Page MenuHomeFreeBSD

Fix object locking races in swapoff.
ClosedPublic

Authored by markj on Thu, Feb 13, 5:23 PM.

Details

Summary

swap_pager_swapoff_object()'s goal is to allocate pages for all valid
swap blocks belonging to the object, for which there is no resident
page. If the page corresponding to a block is already resident and
valid, the block can simply be discarded.

The existing implementation tries to minimize the number of I/Os used.
For each cluster of swap blocks, it finds maximal runs of valid swap
blocks not resident in memory, and valid resident pages. During this
processing, the object lock may be dropped in several places: when
calling getpages, or when blocking on a busy page in
vm_page_grab_pages(). While the lock is dropped, another thread may
free swap blocks, causing getpages to page in stale data.

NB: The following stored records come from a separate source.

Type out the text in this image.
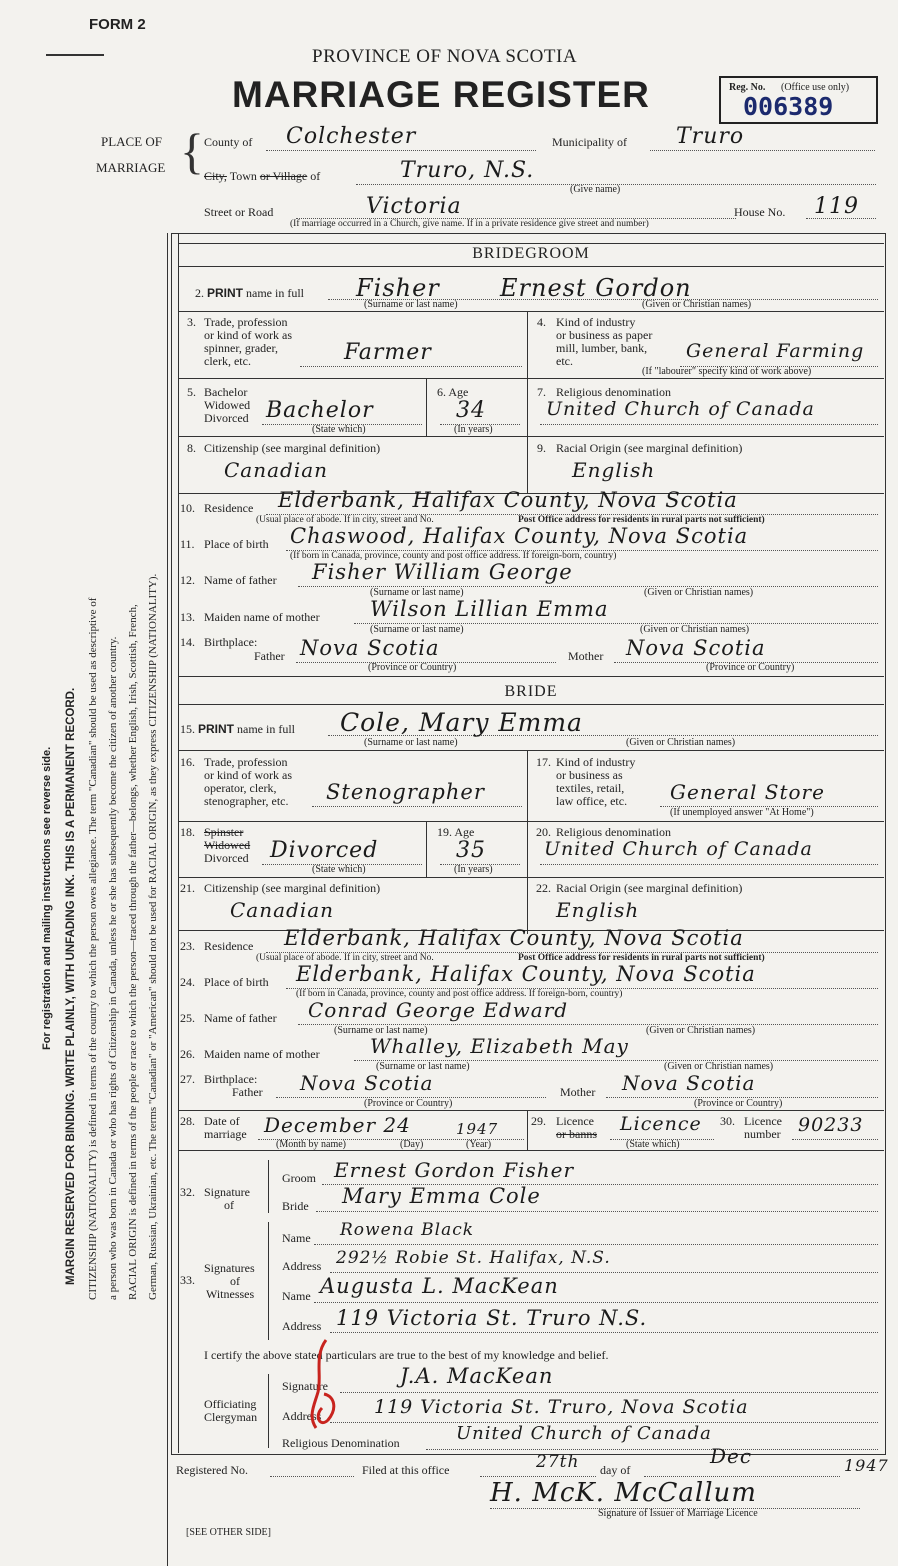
FORM 2
PROVINCE OF NOVA SCOTIA
MARRIAGE REGISTER	Reg. No. (Office use only)
006389
PLACE OF
MARRIAGE { County of Colchester	Municipality of Truro
City, Town or Village of	Truro, N.S.
(Give name)
Street or Road	Victoria	House No. 119
(If marriage occurred in a Church, give name. If in a private residence give street and number)
For registration and mailing instructions see reverse side. MARGIN RESERVED FOR BINDING. WRITE PLAINLY, WITH UNFADING INK. THIS IS A PERMANENT RECORD. CITIZENSHIP (NATIONALITY) is defined in terms of the country to which the person owes allegiance. The term "Canadian" should be used as descriptive of a person who was born in Canada or who has rights of Citizenship in Canada, unless he or she has subsequently become the citizen of another country. RACIAL ORIGIN is defined in terms of the people or race to which the person—traced through the father—belongs, whether English, Irish, Scottish, French, German, Russian, Ukrainian, etc. The terms "Canadian" or "American" should not be used for RACIAL ORIGIN, as they express CITIZENSHIP (NATIONALITY).
BRIDEGROOM
2. PRINT name in full Fisher	Ernest Gordon
(Surname or last name)	(Given or Christian names)
3. Trade, profession
or kind of work as
spinner, grader,
clerk, etc.	Farmer
4. Kind of industry
or business as paper
mill, lumber, bank,
etc.	General Farming
(If "labourer" specify kind of work above)
5. Bachelor
Widowed
Divorced Bachelor
(State which)
6. Age
34
(In years)
7. Religious denomination
United Church of Canada
8. Citizenship (see marginal definition)
Canadian
9. Racial Origin (see marginal definition)
English
10. Residence Elderbank, Halifax County, Nova Scotia
(Usual place of abode. If in city, street and No.	Post Office address for residents in rural parts not sufficient)
11. Place of birth Chaswood, Halifax County, Nova Scotia
(If born in Canada, province, county and post office address. If foreign-born, country)
12. Name of father Fisher William George
(Surname or last name)	(Given or Christian names)
13. Maiden name of mother Wilson Lillian Emma
(Surname or last name)	(Given or Christian names)
14. Birthplace:
Father Nova Scotia	Mother Nova Scotia
(Province or Country)	(Province or Country)
BRIDE
15. PRINT name in full Cole, Mary Emma
(Surname or last name)	(Given or Christian names)
16. Trade, profession
or kind of work as
operator, clerk,
stenographer, etc. Stenographer
17. Kind of industry
or business as
textiles, retail,
law office, etc. General Store
(If unemployed answer "At Home")
18. Spinster
Widowed
Divorced Divorced
(State which)
19. Age
35
(In years)
20. Religious denomination
United Church of Canada
21. Citizenship (see marginal definition)
Canadian
22. Racial Origin (see marginal definition)
English
23. Residence Elderbank, Halifax County, Nova Scotia
(Usual place of abode. If in city, street and No.	Post Office address for residents in rural parts not sufficient)
24. Place of birth Elderbank, Halifax County, Nova Scotia
(If born in Canada, province, county and post office address. If foreign-born, country)
25. Name of father Conrad George Edward
(Surname or last name)	(Given or Christian names)
26. Maiden name of mother	Whalley, Elizabeth May
(Surname or last name)	(Given or Christian names)
27. Birthplace:
Father Nova Scotia	Mother Nova Scotia
(Province or Country)	(Province or Country)
28. Date of
marriage December 24	1947
(Month by name)	(Day)	(Year)
29. Licence
or banns Licence
(State which)
30. Licence
number 90233
32. Signature
of
Groom Ernest Gordon Fisher
Bride Mary Emma Cole
33.
Signatures
of
Witnesses
Name Rowena Black
Address 292½ Robie St. Halifax, N.S.
Name Augusta L. MacKean
Address 119 Victoria St. Truro N.S.
I certify the above stated particulars are true to the best of my knowledge and belief.
Officiating
Clergyman
Signature	J.A. MacKean
Address	119 Victoria St. Truro, Nova Scotia
Religious Denomination	United Church of Canada
Registered No.	Filed at this office	27th day of
Dec	1947
H. McK. McCallum
Signature of Issuer of Marriage Licence
[SEE OTHER SIDE]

Fix the problem following a suggestion from Jeff: use getpages'
readahead capability to perform clustering rather than doing it
ourselves. The simplies the code a bit without reintroducing the old
behaviour of performing one I/O per page.

Diff Detail

Repository
rS FreeBSD src repository
Lint
Automatic diff as part of commit; lint not applicable.
Unit
Automatic diff as part of commit; unit tests not applicable.

Event Timeline

markj created this revision.Thu, Feb 13, 5:23 PM
jeff added inline comments.Thu, Feb 13, 10:56 PM
sys/vm/swap_pager.c
1773 ↗(On Diff #68256)

vm_page_grab_valid() supports a prefetch count that is validated with has_pages. You could likely use it here and simplify this block.

You also can test the valid bit with only the object lock and optimize this further by looping with vm_page_next(). I would do a lookup and iteration with vm_page_lookup() and vm_page_next() and only use vm_page_grab_valid() when no page was present. If you don't do this I will do so to fix my kstack problem. I would drop a comment documenting that the valid test depends on the object lock as I have done elsewhere.

You will have to add SLEEPFAIL support to grab_valid but that is trivial. I just didn't have a use case before.

markj added inline comments.Fri, Feb 14, 3:53 PM
sys/vm/swap_pager.c
1773 ↗(On Diff #68256)

After thinking it over some more, I'm not sure that we can avoid busying valid pages here. I think that is the only way we synchronize with a concurrent putpages. Once putpages has allocated swap blocks and submitted I/O to a device, swapoff should wait for that to finish before proceeding.

GEOM does some tracking of in-flight requests and should wait for them to drain before destroying a swap device, so that may be sufficient after all, but I need to spend some time to verify that.

markj updated this revision to Diff 68328.Fri, Feb 14, 5:11 PM

If the object is dead, wait for pending paging operations
to complete before returning.

kib accepted this revision.Fri, Feb 14, 7:21 PM
kib added inline comments.
sys/vm/swap_pager.c
1725 ↗(On Diff #68328)

Isn't it better to set unswapped before xunbusy, even if it is not strictly needed now ?

This revision is now accepted and ready to land.Fri, Feb 14, 7:21 PM
markj updated this revision to Diff 68337.Fri, Feb 14, 8:53 PM

Avoid busying valid pages, to avoid a deadlock involving
kernel stack pages.

This revision now requires review to proceed.Fri, Feb 14, 8:53 PM
jeff accepted this revision.Fri, Feb 14, 9:29 PM
jeff added inline comments.
sys/vm/swap_pager.c
1794 ↗(On Diff #68337)

It may not be required by style but I really prefer { } here.

This revision is now accepted and ready to land.Fri, Feb 14, 9:29 PM
This revision was automatically updated to reflect the committed changes.